ACTS OF INDEPENDENCE.

FEBRUARY-APRIL 1776.

On the ninth day of February John Adams had resumed his seat in congress, with Elbridge Gerry for a colleague, and with instructions from his constituents to establish liberty in America upon a permanent basis. He was in the happiest mood of mind, for the independence of his country seemed to him so bound up with the welfare of mankind that Providence could not suffer its defeat.

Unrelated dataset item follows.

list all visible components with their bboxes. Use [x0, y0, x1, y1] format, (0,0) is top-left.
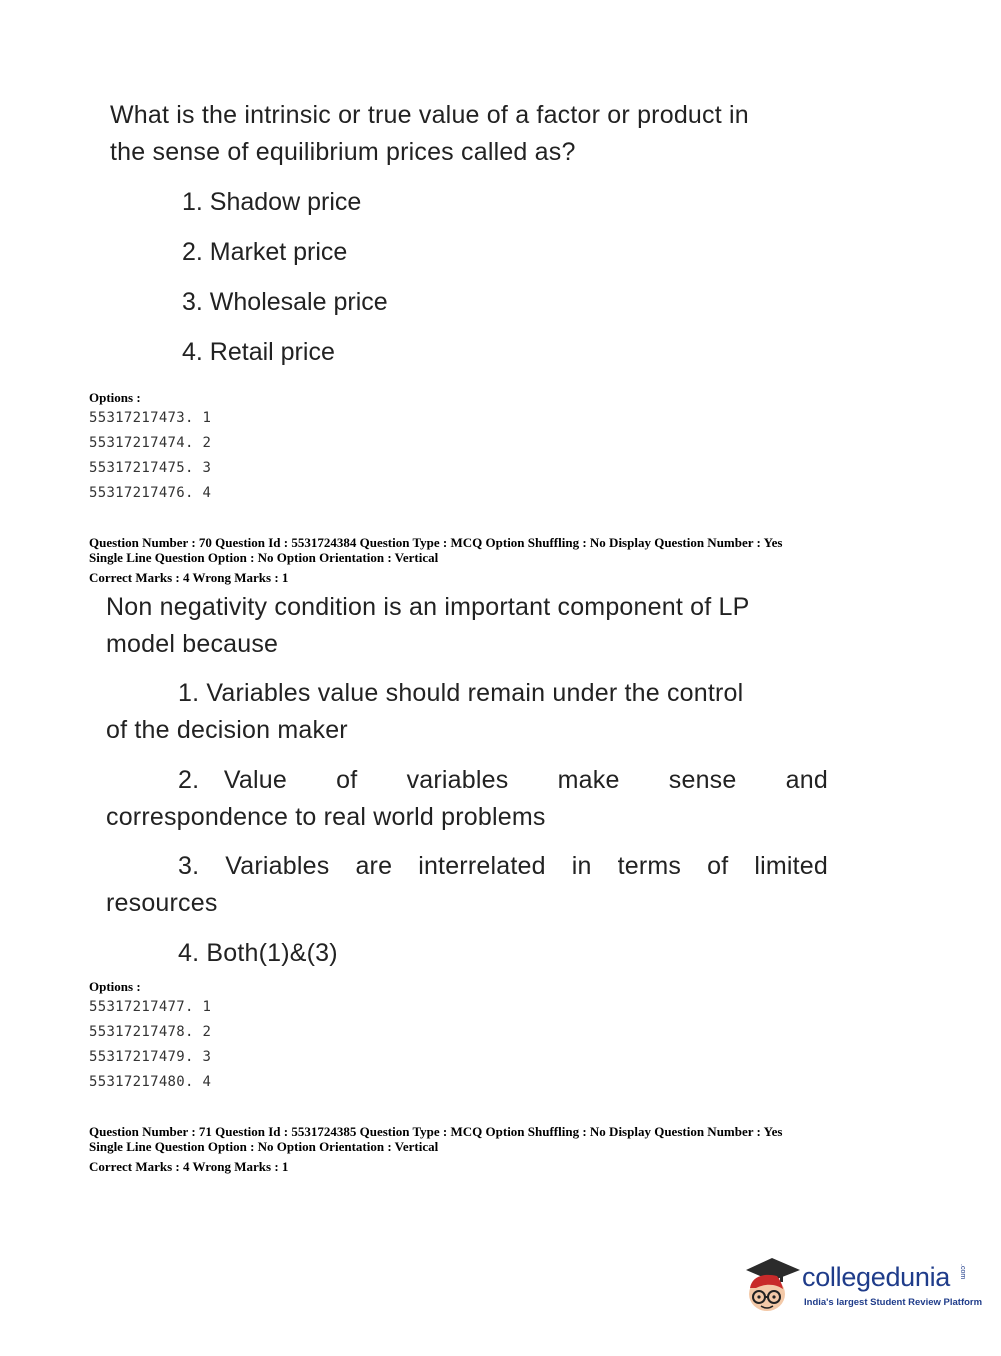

Looking into himself, he saw weaknesses enough, but neither meanness nor dishonesty nor timidity. Overweening selfesteem was his chief blemish. Having more learning than Washington, better knowledge of freedom as grounded in law than Samuel Adams, clearer insight into the constructive elements of government than Franklin, more readiness in debate than Jefferson, he could easily fancy himself the greatest of them all. He was capable of thinking himself the centre of any circle to which he had been no more than a tangent; and in

age vanity sometimes bewildered his memory; but it did not impair the integrity of his conduct. He was humane and frank, generous and clement; if he could never sit placidly under the shade of a greater reputation than his own, his envy had hardly a tinge of malignity. He went to his task, sturdy and cheery and brave; he was the hammer and not the anvil, and it was for others to shrink from his blows. His courage was unflinching in debate, and everywhere else; he never knew what fear was. To his latest old age he saw ten times as much pleasure as pain in the world, and was ready to begin life anew and fight its battle over again.